Women in management in New Zealand: a study of biographical data, managerial style and sex role self-concept
Permanent link to Research Commons versionhttps://hdl.handle.net/10289/15197
In New Zealand, women form three point nine percent (3.9%) of the managerial population. In considering this overall lack of women in management and accepting that both males and females possess equal potential for developing management expertise, the three areas selected for investigation in this study of one hundred and thirty female managers are biographical information, managerial style and sex role self concept. The biographical information was directed at eliciting life history items pertaining to those areas of development and experience likely to provide predictors of managerial effectiveness.

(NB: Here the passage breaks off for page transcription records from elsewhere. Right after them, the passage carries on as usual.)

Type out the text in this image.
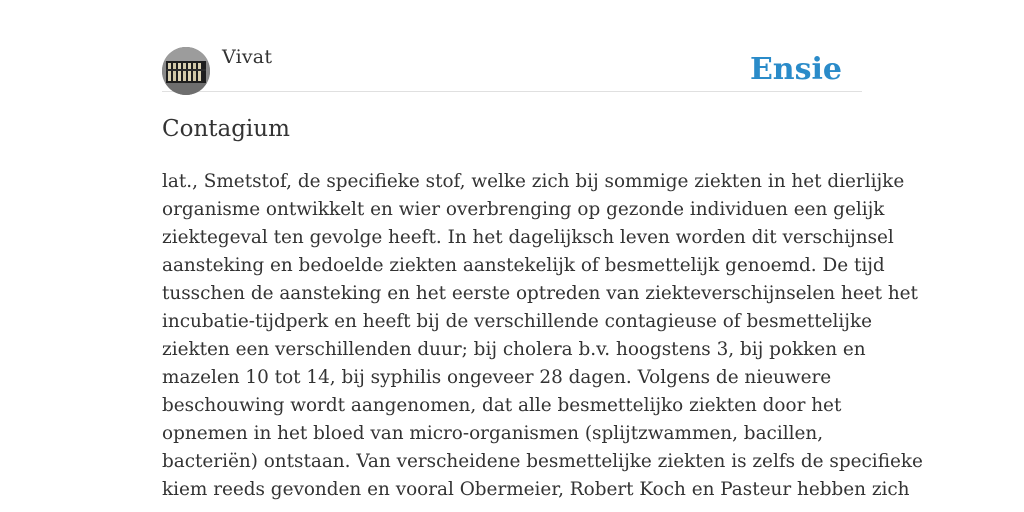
Vivat	Ensie
Contagium
lat., Smetstof, de specifieke stof, welke zich bij sommige ziekten in het dierlijke
organisme ontwikkelt en wier overbrenging op gezonde individuen een gelijk
ziektegeval ten gevolge heeft. In het dagelijksch leven worden dit verschijnsel
aansteking en bedoelde ziekten aanstekelijk of besmettelijk genoemd. De tijd
tusschen de aansteking en het eerste optreden van ziekteverschijnselen heet het
incubatie-tijdperk en heeft bij de verschillende contagieuse of besmettelijke
ziekten een verschillenden duur; bij cholera b.v. hoogstens 3, bij pokken en
mazelen 10 tot 14, bij syphilis ongeveer 28 dagen. Volgens de nieuwere
beschouwing wordt aangenomen, dat alle besmettelijko ziekten door het
opnemen in het bloed van micro-organismen (splijtzwammen, bacillen,
bacteriën) ontstaan. Van verscheidene besmettelijke ziekten is zelfs de specifieke
kiem reeds gevonden en vooral Obermeier, Robert Koch en Pasteur hebben zich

The critical factor is the development of an internalized locus of control, in that the girl who perceives herself as controlling and mastering her adolescent environment is likely to become the woman who succeeds in management. Across all occupational and managerial function groupings and when managing a female staff, a high relationship - low task managerial style was used by the majority of the women managers, but those women managing men used a high relationship - high task style. This style shift indicated female managers capability of synthesizing managerial style with subordinates expectations. The majority of the women managers in this sample presented an androgynous self-concept, implying a high degree of acceptance of both male and female qualities. While these women accepted their femininity, they also endorsed the assertive action oriented cluster of characteristics stereotypically attributed to males.